Nel Vecchio Continente le fiamme degli scontri infuriavano ovunque e l’immenso dominio di Nicola II Romanov (1868-1918), con l’esercito stremato dai combattimenti contro le Potenze Centrali e una popolazione altrettanto provata, stava per essere inghiottito dalla rivoluzione. Mirotchnik pervenne infatti alle porte dell’Impero nei primi mesi del 1917: l’impegno bellico aveva ormai provocato milioni di vittime e l’invio al fronte di migliaia di contadini, determinato una drastica diminuzione di risorse alimentari con un conseguente, quanto insostenibile, aumento dei loro costi. L’urlo della disperazione s’era levato a febbraio da Pietrogrado e nonostante lo stato di assedio dichiarato dallo Zar, andava propagandosi in tutta la nazione, con lavoratori e studenti fiancheggiati da truppe ribelli. Il confine gli si palesò invalicabile muro, tuttavia, alle circostanze non s’arrese ed avvalendosi dell’aiuto di civili e uomini in divisa provò ad architettarne la fuga, ma ad un passo dal riabbracciarli, ossia quando non restava che il corso d’un fiume a tenerli separati, accadde l’imponderabile. L’imbarcazione con a bordo donna e bambini d’improvviso cedette all’impeto della corrente e l’unico a sopravvivere, grazie al provvidenziale intervento d’un soldato, fu il primogenito Boris, di sei anni. Soltanto nel 1922, al sorgere dell’Unione Sovietica, Mirotchnik poté lasciare Berlino — dove nel frattempo s’era stabilito — e stretto al figlio, trasferirsi nell’eletta capitale Mosca procurandosi un impiego nelle ferrovie.
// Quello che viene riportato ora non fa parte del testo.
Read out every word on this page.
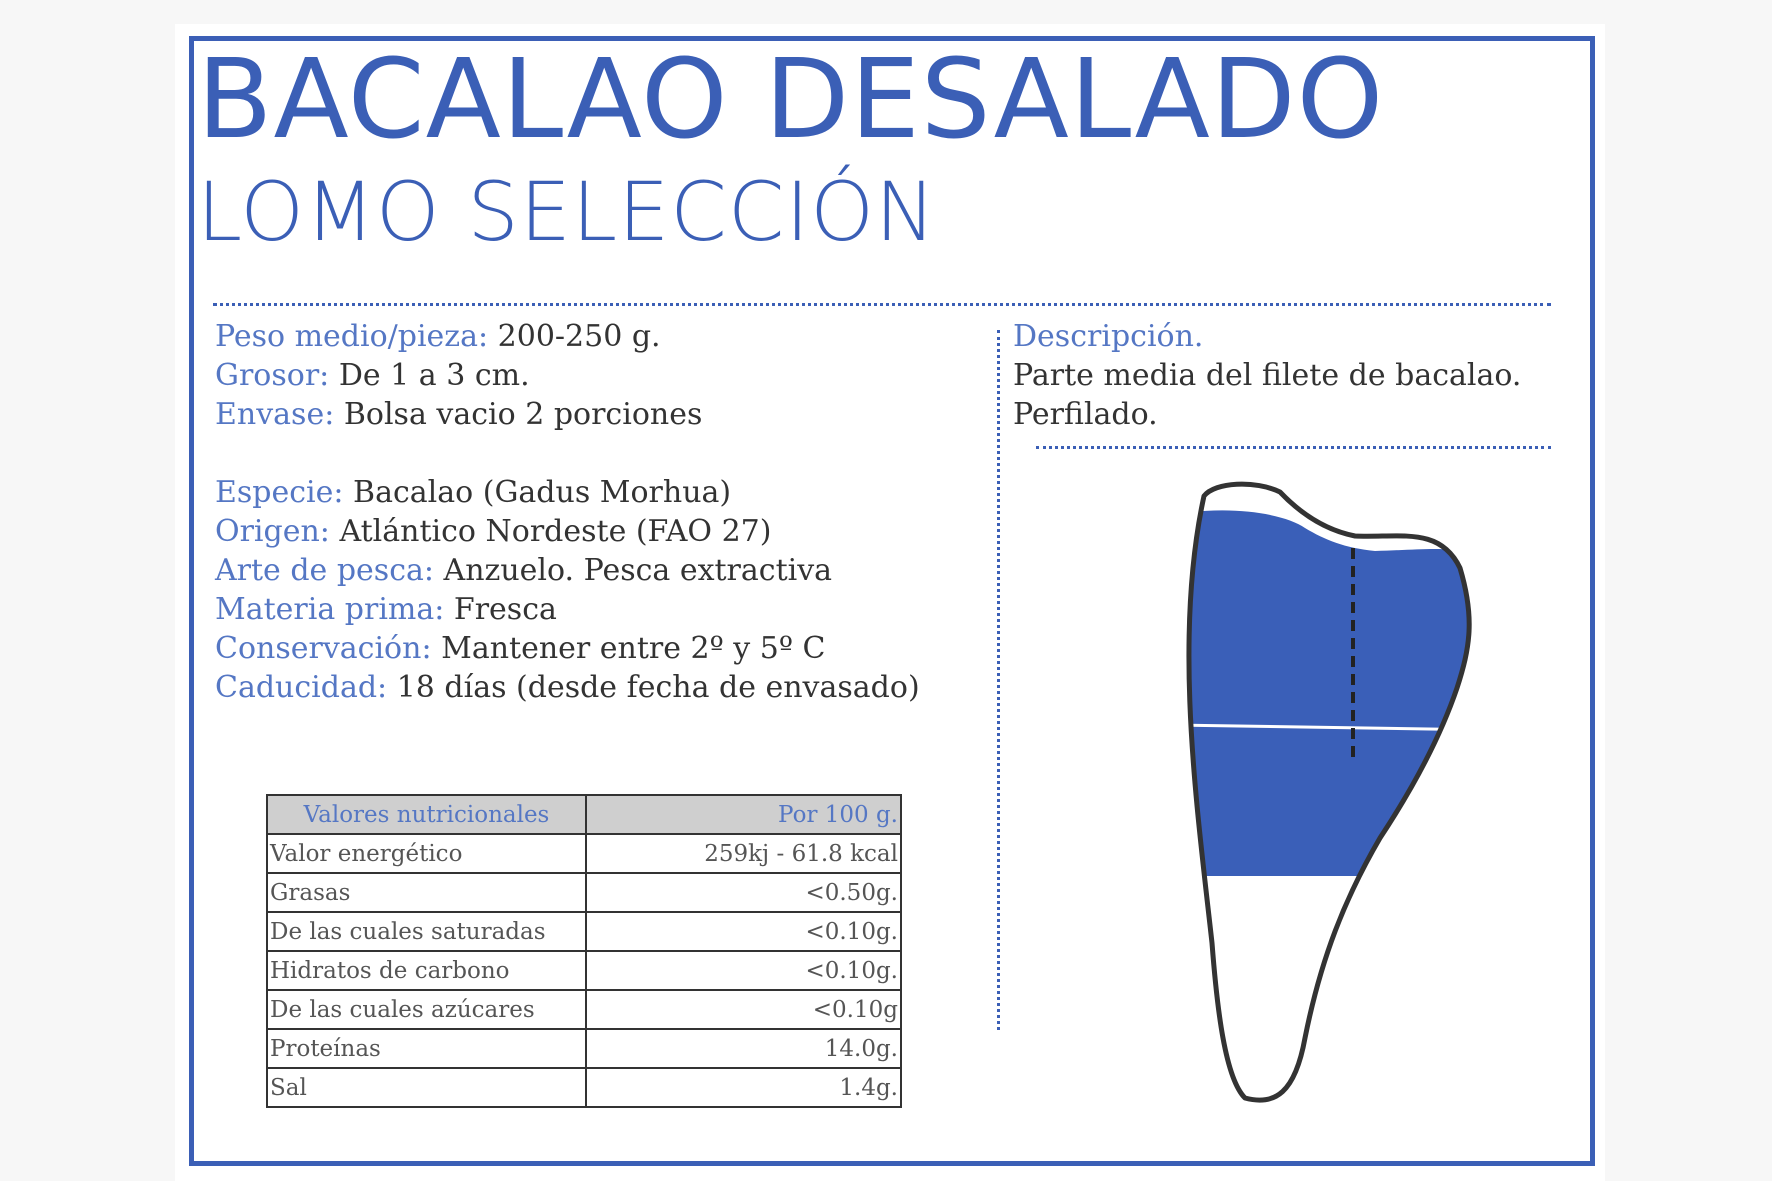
BACALAO DESALADO
LOMO SELECCIÓN
Peso medio/pieza: 200-250 g.
Grosor: De 1 a 3 cm.
Envase: Bolsa vacio 2 porciones
Especie: Bacalao (Gadus Morhua)
Origen: Atlántico Nordeste (FAO 27)
Arte de pesca: Anzuelo. Pesca extractiva
Materia prima: Fresca
Conservación: Mantener entre 2º y 5º C
Caducidad: 18 días (desde fecha de envasado)
Descripción.
Parte media del filete de bacalao.
Perfilado.
Valores nutricionales	Por 100 g.
Valor energético	259kj - 61.8 kcal
Grasas	<0.50g.
De las cuales saturadas	<0.10g.
Hidratos de carbono	<0.10g.
De las cuales azúcares	<0.10g
Proteínas	14.0g.
Sal	1.4g.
Durante un soggiorno a Odessa conobbe Paulina Burichson (1897-1982), una giovane cresciuta in un piccolo shtetl nei pressi di Balta, opponendo alla miseria e alla brutalità dell’antisemitismo, l’amore per teatro, lirica, musica da camera, intanto sulle rive del Mar Nero, studiando medicina.


…Odessa, 1915, tenes 18 años, estudias medicina, no hay de comer
pero a tus mejillas habían subido dos manzanas
(así me lo dijiste) (árbol del hambre que da frutas)
esas manzanas ¿tenían rojos del fuego del pogrom que te tocaba?
¿a los 5 años?
¿tu madre sacando de la casa en llamas a varios hermanitos?
¿y muerta a tu hermanita?
¿con todo eso
por todo eso /contra
me querés?
¿me pedías que fuera tu hermanita?
¿así me diste esta mujer, dentro
fuera de mí?
¿qué es esta herencia, madre
esa fotografía en tus 18 años hermosos
con tu largo cabello negriazul como noche del alma…
(da Carta A Mi Madre, Ginevra, 1984 / Parigi, 1987)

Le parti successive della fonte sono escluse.